Following the publication of his report the PHSO issued a statement saying it “stood by their investigation” into Morecambe Bay and claimed the report had not questioned their findings”.
But after Dr Kirkup intervened to rebuke the PHSO, it revised its statement, saying: “The Morecambe Bay investigation had access to more evidence, including a range of interviews and over 15,000 documents from 22 organisations and therefore it’s not surprising that he reached different conclusions.”

Mr Titcombe, along with Carl Hendrickson, Liza Brady and Simon Davey, who all lost babies at the troubled hospital, last night called for the head of the PHSO, Dame Julie Mellor, to step down.
They said: “Time and time again we feel that the ombudsman’ office has shown the wrong culture and has acted in an indefensible way. Our families wish to lead the call for Dame Julie Mellor to resign so that new leadership can start to change this culture and recover the shattered creditably of this organisation. The many patients who have been forced to experience this tier of the NHS complaints system deserve nothing less.”

The PHSO said that since Dame Julie arrived at the organisation in 2012, it had made substantial improvements, including moving from investigating hundreds to thousands of complaints.
A spokesman said: “Our decisions are independent, robust and evidence based. We recognise that we still need to change our service and culture further, by making it less complex and confusing and making it more empathetic. We are engaged in a public consultation to develop a set of promises to service users.”

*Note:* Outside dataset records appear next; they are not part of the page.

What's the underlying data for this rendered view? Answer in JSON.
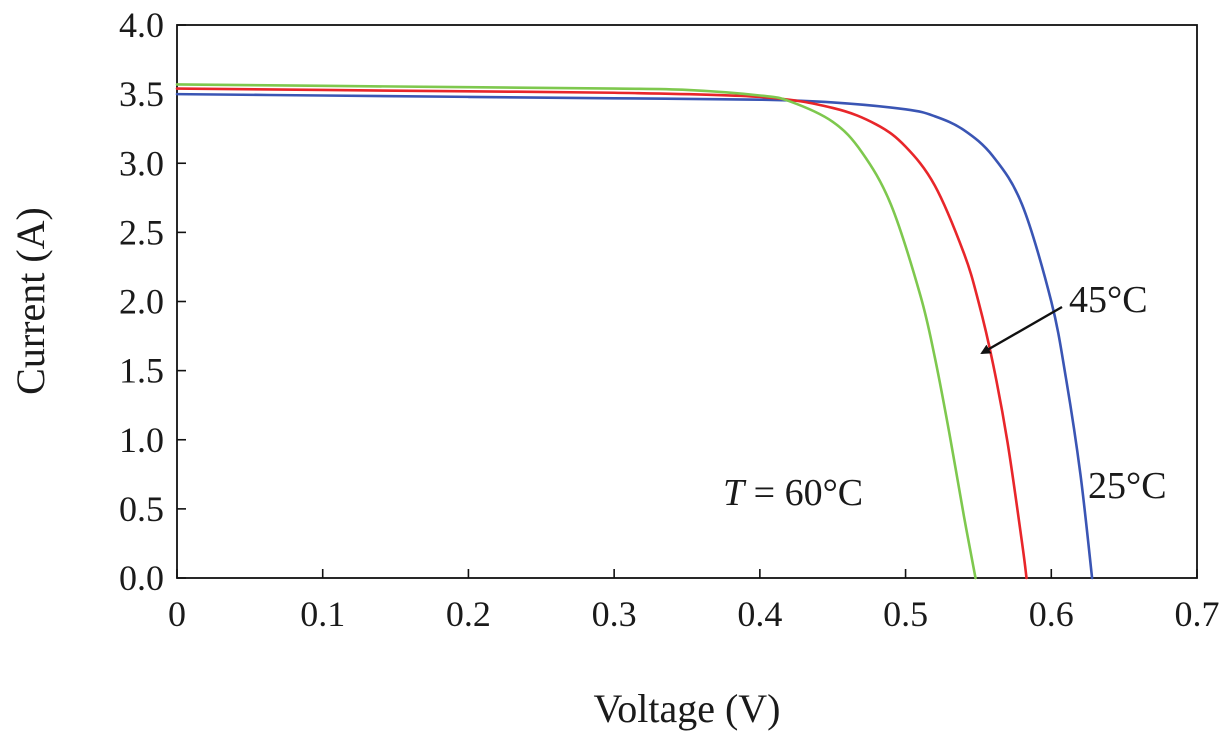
{
  "chart_data": {
    "type": "line",
    "xlabel": "Voltage (V)",
    "ylabel": "Current (A)",
    "xlim": [
      0,
      0.7
    ],
    "ylim": [
      0,
      4.0
    ],
    "x_ticks": [
      "0",
      "0.1",
      "0.2",
      "0.3",
      "0.4",
      "0.5",
      "0.6",
      "0.7"
    ],
    "y_ticks": [
      "0.0",
      "0.5",
      "1.0",
      "1.5",
      "2.0",
      "2.5",
      "3.0",
      "3.5",
      "4.0"
    ],
    "grid": false,
    "series": [
      {
        "color": "#3a55b4",
        "x": [
          0,
          0.1,
          0.2,
          0.3,
          0.4,
          0.45,
          0.5,
          0.52,
          0.54,
          0.56,
          0.58,
          0.6,
          0.61,
          0.62,
          0.628
        ],
        "y": [
          3.5,
          3.49,
          3.48,
          3.47,
          3.46,
          3.44,
          3.39,
          3.34,
          3.24,
          3.05,
          2.7,
          2.0,
          1.45,
          0.75,
          0
        ]
      },
      {
        "color": "#e8262a",
        "x": [
          0,
          0.1,
          0.2,
          0.3,
          0.4,
          0.45,
          0.48,
          0.5,
          0.52,
          0.54,
          0.55,
          0.56,
          0.57,
          0.58,
          0.583
        ],
        "y": [
          3.54,
          3.53,
          3.52,
          3.51,
          3.48,
          3.4,
          3.28,
          3.12,
          2.84,
          2.35,
          2.0,
          1.55,
          0.98,
          0.25,
          0
        ]
      },
      {
        "color": "#7ec84e",
        "x": [
          0,
          0.1,
          0.2,
          0.3,
          0.35,
          0.4,
          0.42,
          0.45,
          0.47,
          0.49,
          0.51,
          0.52,
          0.53,
          0.54,
          0.548
        ],
        "y": [
          3.57,
          3.56,
          3.55,
          3.54,
          3.53,
          3.49,
          3.45,
          3.3,
          3.08,
          2.7,
          2.05,
          1.6,
          1.05,
          0.45,
          0
        ]
      }
    ],
    "annotations": [
      {
        "label": "25°C",
        "x": 0.628,
        "y": 0.65
      },
      {
        "label": "45°C",
        "x": 0.615,
        "y": 1.95,
        "arrow_to": [
          0.553,
          1.62
        ]
      },
      {
        "prefix": "T",
        "label": " = 60°C",
        "x": 0.375,
        "y": 0.63
      }
    ]
  }
}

The ombudsman acknowledged that in just over half of all the cases it investigated it find that services had acted correctly, saying: “It is therefore understandable that some people will be disappointed when we don’t uphold their complaint.”

The PHSO said it would study the Patients Association’s report and apologised for failing to investigate Mr Titcombe’s complaint in 2009. “We let his family down and apologise unreservedly. We welcome and endorse the Morecambe Bay investigation,” said the spokesman.